Insurers providing liquidity swaps to banks is a growing trend in Asia

forex

The increasing need by banks for liquid assets to meet the requirements of Basel III is driving a burgeoning liquidity swap market in Asia, according to two insurers from the region.

The liquidity coverage ratio (LCR) is due to be implemented in 2015 according to the timetable outlined by the Basel Committee on Banking Supervision and will require banks to hold an increasing amount of liquid assets.

According to insurers speaking at the Asia Risk Congress 2012 in Hong Kong yesterday, the need to meet the LCR has seen the creation of a liquidity swap market in region, whereby insurers lend out long-dated assets on a collateralised basis to banks for a fee.

Stephan van Vliet, head of investment strategy at ING in Hong Kong, said ING has transacted such swaps in countries across the region including Japan.

"We can do this with loan books where we get an extra return over the equivalent publics and also using private placements but regulators require onerous restrictions on insurers to do the loans themselves. I think that should change," he said. "Especially with the large amount of infrastructure that still needs to be built in Asia, taking on loan books is one way of co-investing with banks."

Chandresh Shah, chief risk officer at Aviva in Singapore, didn't say whether his firm has engaged in this activity but he did point out that insurers have ample liquidity and that the risk of "cash surrenders" – where insurance companies' liquidity would be impaired by paying out on a policy – is relatively low.

"My view is that liquidity is not an issue for most insurers that have standard assets. Even in the worst stress scenario an insurance company will not face anything more than 20% of its balance sheet value as 'surrenders', and liquid assets such as government bonds are [around] 75%," he said.

"This contrasts with banks where banking assets can't be liquidated in the long term and behavioural assets such as saving and current accounts can translate into a huge outflow for the [Basel III] LCR if there was a run on a bank," Shah added.

The liquidity swap market emerged in the UK following the financial crisis and the UK's Financial Services Authority has issued warnings about the potential risk of this type of collateralised lending between insurers and banks, even intervening to prevent some transactions taking place.

Van Vliet said regulators in Asia were similarly cautious: "Generally regulators are not that comfortable yet with these transactions so there is a whole teaching and lobbying effort but it makes a lot of sense."

However, there is also the challenge of persuading insurance company boards about this approach, Van Vliet said. "Even our own boards need to be taught about these transactions so there is a whole organisational effort to get everybody to the same level of expertise. But this is a great area of opportunity and it's very capital efficient."

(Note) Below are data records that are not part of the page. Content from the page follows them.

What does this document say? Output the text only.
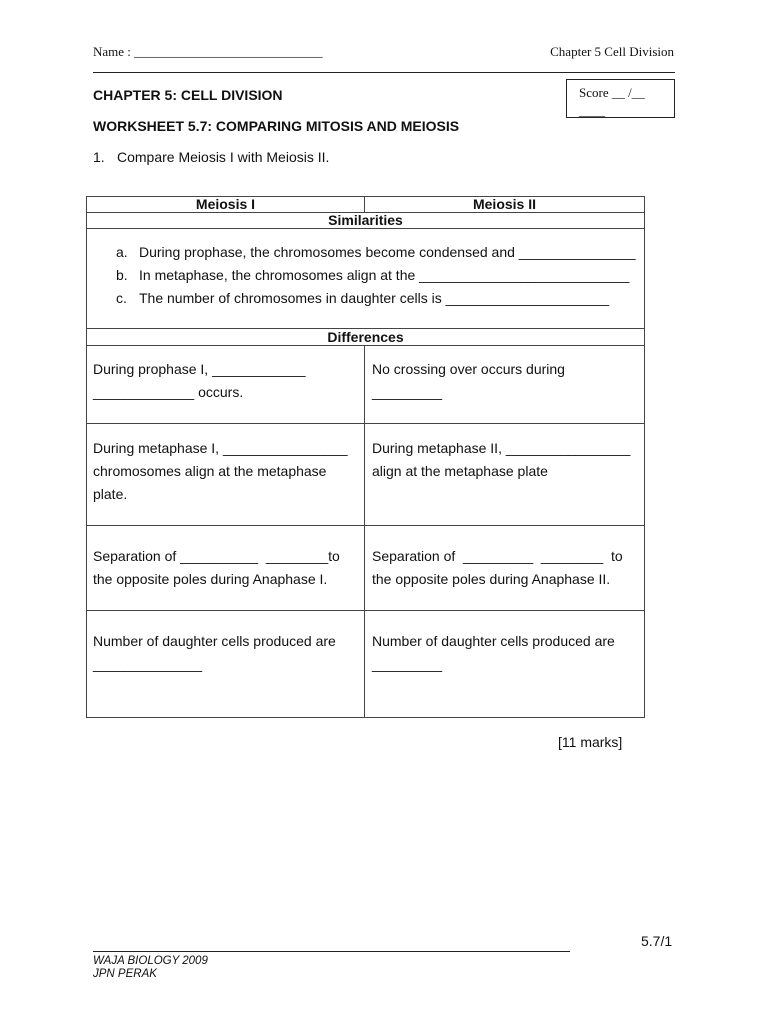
Name : _____________________________	Chapter 5 Cell Division
Score __ /__
____
CHAPTER 5: CELL DIVISION
WORKSHEET 5.7: COMPARING MITOSIS AND MEIOSIS
1. Compare Meiosis I with Meiosis II.
Meiosis I	Meiosis II
Similarities
a. During prophase, the chromosomes become condensed and _______________
b. In metaphase, the chromosomes align at the ___________________________
c. The number of chromosomes in daughter cells is _____________________
Differences
During prophase I, ____________
_____________ occurs.
No crossing over occurs during
_________
During metaphase I, ________________
chromosomes align at the metaphase
plate.
During metaphase II, ________________
align at the metaphase plate
Separation of __________  ________to
the opposite poles during Anaphase I.
Separation of  _________  ________  to
the opposite poles during Anaphase II.
Number of daughter cells produced are
______________
Number of daughter cells produced are
_________
[11 marks]
5.7/1
WAJA BIOLOGY 2009
JPN PERAK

While Hong Kong is one of the jurisdictions where banks face a shortage of liquid assets, van Vliet said further engagement with the regulator is required before such transactions can take off.

"With liquidity swaps, an insurer needs to be well measured as these are long-term commitments so from a legal and regulatory perspective you need to be sure that these are allowed. There is a lack of clarity about what the Hong Kong regulator will support but if they were open to engagement on this that would be helpful," van Vliet said.